The gods did not reveal, from the beginning,/ All things to us, but in the course of time/ Through seeking we may learn and know things better./ But as for certain truth, no man has known it,/ Nor shall he know it, neither of the gods/ Nor yet of all the things of which I speak./ For even if by chance he were to utter/ The final truth, he would himself not know it: For all is but a woven web of guesses (Xenophanes, Fragments, DK, B 18;35; & 34)
Assume 1, 2:
- All observation is theory-impregnated. (Hanson’s Patterns of Discovery is a good introduction.)
- If all observation is theory-impregnated, observations cannot definitely refute scientific theories: they are conjectural.
- Therefore, if observation (conjecture A) conflicts with scientific theory (conjecture B), there is no way to justify conjecture A or B as wrong.
Surely, some times A will be wrong, other times B will be wrong. Either A or B (or both) could agree with our background knowledge (conjecture C), but that does not make A or B any more justified, since that’s pushing the regress back one more step.

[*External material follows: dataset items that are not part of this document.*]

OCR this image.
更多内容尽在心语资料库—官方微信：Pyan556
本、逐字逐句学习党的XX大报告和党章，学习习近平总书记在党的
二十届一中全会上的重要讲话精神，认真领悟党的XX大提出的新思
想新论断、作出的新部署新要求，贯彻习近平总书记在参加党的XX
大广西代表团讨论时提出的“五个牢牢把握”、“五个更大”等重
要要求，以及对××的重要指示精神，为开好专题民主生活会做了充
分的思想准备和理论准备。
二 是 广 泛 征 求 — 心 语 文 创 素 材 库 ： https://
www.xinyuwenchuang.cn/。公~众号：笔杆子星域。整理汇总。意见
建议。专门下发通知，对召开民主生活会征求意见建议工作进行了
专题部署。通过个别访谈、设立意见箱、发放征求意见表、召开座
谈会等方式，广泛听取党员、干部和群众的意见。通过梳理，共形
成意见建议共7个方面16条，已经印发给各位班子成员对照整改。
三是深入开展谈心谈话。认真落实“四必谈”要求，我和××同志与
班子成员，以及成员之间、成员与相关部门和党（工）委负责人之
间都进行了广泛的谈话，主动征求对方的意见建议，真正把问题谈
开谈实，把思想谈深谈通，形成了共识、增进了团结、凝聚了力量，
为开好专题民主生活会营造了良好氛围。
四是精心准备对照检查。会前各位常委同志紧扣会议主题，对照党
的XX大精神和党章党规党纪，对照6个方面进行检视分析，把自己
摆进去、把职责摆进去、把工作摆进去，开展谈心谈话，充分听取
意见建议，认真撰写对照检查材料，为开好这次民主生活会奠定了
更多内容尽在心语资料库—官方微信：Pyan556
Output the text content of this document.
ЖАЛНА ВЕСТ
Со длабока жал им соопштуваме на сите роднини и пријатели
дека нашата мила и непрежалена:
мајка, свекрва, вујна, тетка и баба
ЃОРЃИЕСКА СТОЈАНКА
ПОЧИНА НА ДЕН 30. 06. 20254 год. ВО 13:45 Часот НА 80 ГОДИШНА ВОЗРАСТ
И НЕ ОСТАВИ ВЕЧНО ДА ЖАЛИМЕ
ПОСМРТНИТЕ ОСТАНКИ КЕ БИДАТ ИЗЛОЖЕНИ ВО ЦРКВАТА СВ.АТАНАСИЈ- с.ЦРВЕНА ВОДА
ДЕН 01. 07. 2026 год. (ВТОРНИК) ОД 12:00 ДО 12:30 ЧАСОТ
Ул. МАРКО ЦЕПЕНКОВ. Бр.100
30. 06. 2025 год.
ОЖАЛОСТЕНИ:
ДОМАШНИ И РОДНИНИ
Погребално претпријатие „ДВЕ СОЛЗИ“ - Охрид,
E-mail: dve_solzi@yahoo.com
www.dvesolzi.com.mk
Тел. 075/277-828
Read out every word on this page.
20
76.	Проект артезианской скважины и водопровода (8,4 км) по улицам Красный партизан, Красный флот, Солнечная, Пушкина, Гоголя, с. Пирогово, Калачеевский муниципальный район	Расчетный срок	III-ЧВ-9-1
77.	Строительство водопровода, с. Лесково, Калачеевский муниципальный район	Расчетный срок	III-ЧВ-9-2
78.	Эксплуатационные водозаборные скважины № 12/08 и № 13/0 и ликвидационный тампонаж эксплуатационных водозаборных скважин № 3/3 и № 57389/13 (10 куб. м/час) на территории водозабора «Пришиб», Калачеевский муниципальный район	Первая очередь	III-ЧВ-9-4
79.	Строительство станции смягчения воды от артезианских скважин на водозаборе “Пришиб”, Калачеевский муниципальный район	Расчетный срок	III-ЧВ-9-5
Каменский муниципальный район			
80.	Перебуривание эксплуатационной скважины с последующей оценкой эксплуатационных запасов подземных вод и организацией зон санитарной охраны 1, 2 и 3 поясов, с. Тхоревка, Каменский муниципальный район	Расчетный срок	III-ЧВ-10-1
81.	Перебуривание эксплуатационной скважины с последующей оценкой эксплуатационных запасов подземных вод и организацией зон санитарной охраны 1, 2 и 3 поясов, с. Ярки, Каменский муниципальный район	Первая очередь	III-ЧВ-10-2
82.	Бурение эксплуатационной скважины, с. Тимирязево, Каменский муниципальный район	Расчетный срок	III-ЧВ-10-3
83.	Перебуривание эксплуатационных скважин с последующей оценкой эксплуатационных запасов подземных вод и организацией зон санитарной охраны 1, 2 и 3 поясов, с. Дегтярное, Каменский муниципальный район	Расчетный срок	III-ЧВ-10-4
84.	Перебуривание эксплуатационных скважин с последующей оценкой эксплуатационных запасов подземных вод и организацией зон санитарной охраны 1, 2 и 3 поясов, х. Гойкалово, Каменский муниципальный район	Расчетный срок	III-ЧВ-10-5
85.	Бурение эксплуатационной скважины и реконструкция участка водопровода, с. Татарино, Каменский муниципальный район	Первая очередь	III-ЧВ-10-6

If observation is repeatedly corroborated, that is no sign that it is correct (the problem of induction, natch). Even if observation is known to be correct, that does not entail the falsity of conjecture B: there could be a problem with the experimental setup (conjecture D) or an auxiliary hypothesis (conjecture E).
Maybe Democritus was on to something when he said, “We know nothing in reality; for truth lies in an abyss.” Which conjecture is refuting which? Or is everything we know (or think we know) tentative and provisional, subject to future change? A “woven web of guesses” sits fine with me.